While at Cornell, Tarr organized several such research expeditions and led the university’s participation in the 1896 Peary expedition to Greenland. Tarr’s resulting photographs number in the hundreds and document the state of glaciation at the dawn of the 20th century, providing an important reference point for contemporary analysis of global climate change.

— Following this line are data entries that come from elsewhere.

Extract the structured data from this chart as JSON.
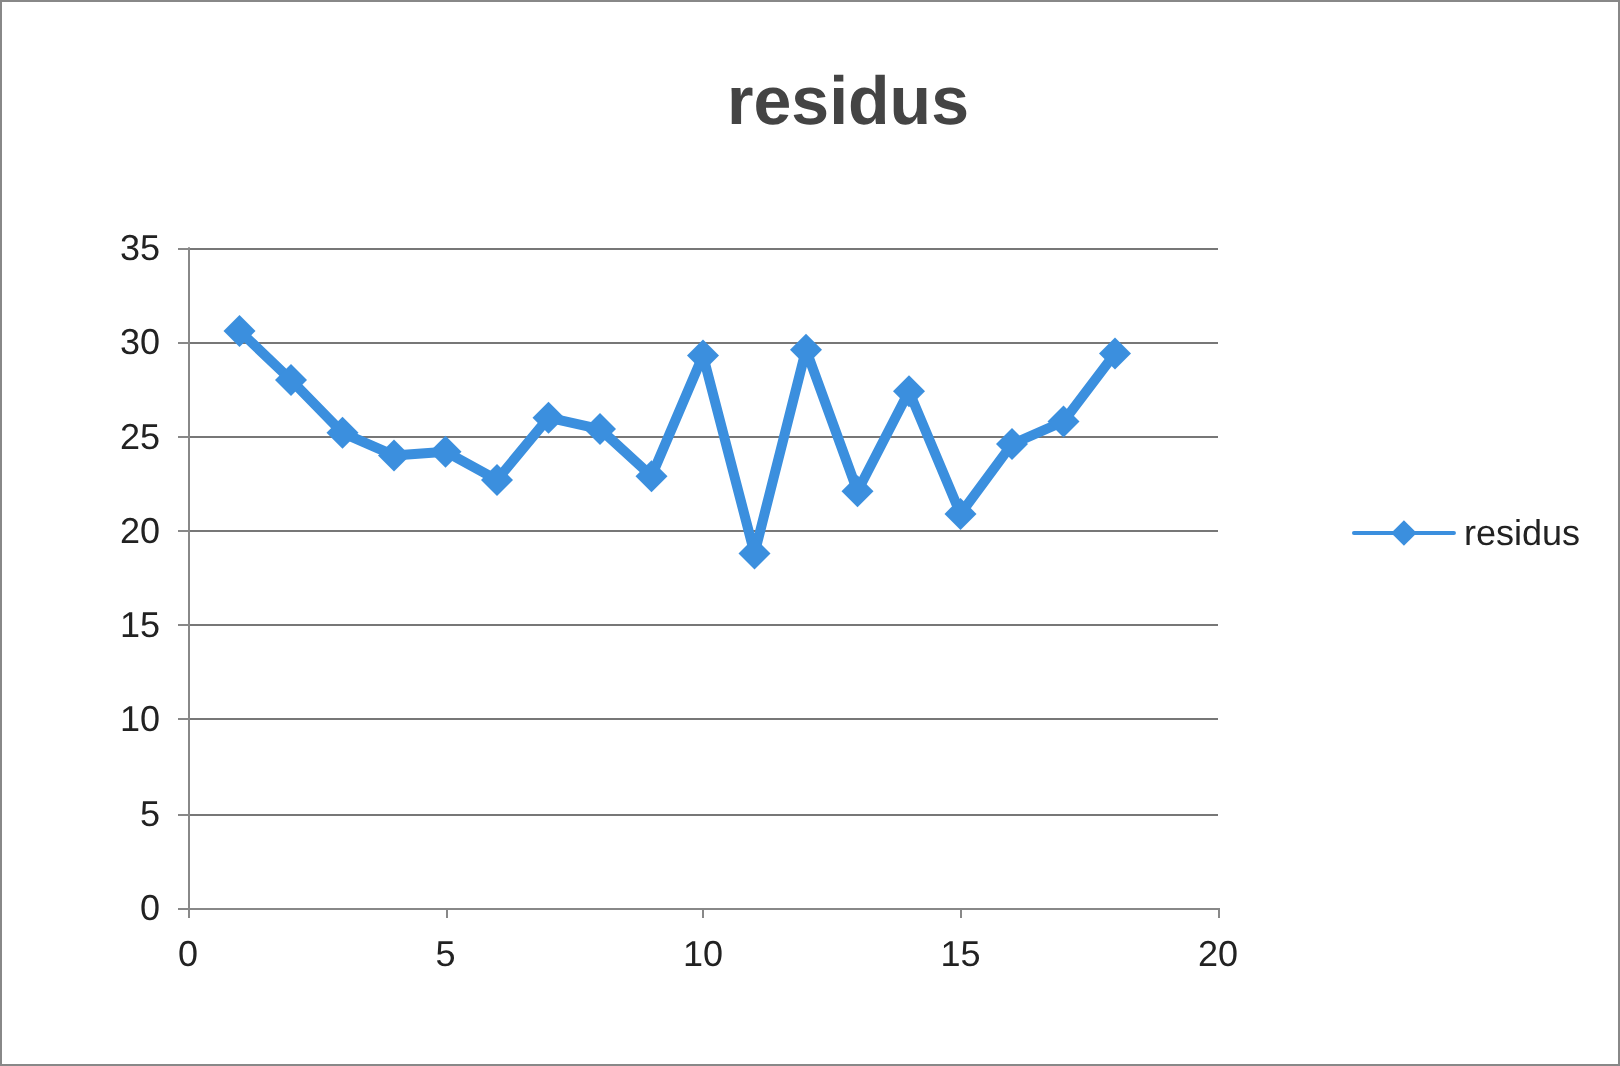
{
  "chart_data": {
    "type": "line",
    "title": "residus",
    "x": [
      1,
      2,
      3,
      4,
      5,
      6,
      7,
      8,
      9,
      10,
      11,
      12,
      13,
      14,
      15,
      16,
      17,
      18
    ],
    "series": [
      {
        "name": "residus",
        "color": "#3b8fde",
        "values": [
          30.6,
          28,
          25.2,
          24,
          24.2,
          22.7,
          26,
          25.4,
          22.9,
          29.3,
          18.8,
          29.6,
          22.1,
          27.4,
          20.9,
          24.6,
          25.8,
          29.4
        ]
      }
    ],
    "xlim": [
      0,
      20
    ],
    "xticks": [
      0,
      5,
      10,
      15,
      20
    ],
    "ylim": [
      0,
      35
    ],
    "yticks": [
      0,
      5,
      10,
      15,
      20,
      25,
      30,
      35
    ],
    "grid": "y",
    "legend": "right",
    "marker": "diamond",
    "line_style": "solid"
  }
}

In addition to the ongoing digitization project, Pritchard and Sachs will lead an open discussion of new modes of research, argument and teaching made possible when important collections of primary evidence are made available in digital form.

Ithaca’s future

Students can view and give feedback on the City of Ithaca’s Comprehensive Plan at “Help Shape Ithaca’s Future,” April 28  5:30 to 8:30 p.m. at Mann Library.

The open house will feature displays on various aspects of the city’s plan, and free food. Students can drop in to see the displays, make their views known and discuss the plan with members of the city’s Planning Department and Comprehensive Plan Committee and students in professor Jennifer Minner’s “Concepts and Methods of Land Use Planning” course.

The event is one of several public forums being held on the city’s comprehensive plan. Sponsored by Engaged Learning + Research, the Cornell chapter of International City/County Management and the Women’s Planning Forum.

Performance lectures

Poet, activist and filmmaker Cecilia Vicuña, the 2015 Messenger Lecturer at Cornell, will present two performance lectures next week as part of “Poetic Performances From the Fringe,” hosted by the Department of Anthropology.

Vicuña will perform “The Poem Is the Animal,” retracing her poetic chants’ origins to animal sounds and indigenous languages and culture of the Andes, April 28 at 4:45 p.m. Her second program, “Awareness Is the Art: Artists for Democracy and Other Stories,” May 2 at 7 p.m., recounts the founding of a movement in London in 1974 in response to the military coup in Chile, and her ongoing environmental conservation work. It will be followed by a reception at the Schwartz Center for the Performing Arts.

Qwo-Li Driskill also presents “Shaking Our Shells: Cherokee Two-Spirit Lives” May 1 at 7 p.m. All three performance lectures in the Schwartz Center’s Film Forum are free and open to the public.

In two related workshops for students, Vicuña leads “Poetry and Performance” April 29; and Driskill combines interactive theater and group discussion May 2 in “Unsettling Performance: Decolonization, Gender and Sexuality.” Space is limited; to register or for more information, email ek61@cornell.edu.

Great minds

A TedxCornell conference is planned for May 1 at 6 p.m. in Milstein Hall with the theme “Traditions and Transitions.” The event will feature approximately 10 TED talks, with speakers to include faculty, distinguished alumni and current students, and two TED video presentations.

Featured speakers include Jon Kleinberg, the Tisch University Professor of Computer Science and Information Science, on the impact of data and networks on science and society; and Air Force ROTC Cadet Scott Seidenberger, ILR ’16, on integrating a new generation of nonphysical combat operators into military culture.

Tickets are $15 for students and $20 for the general public, available online at www.tedxcornell.com.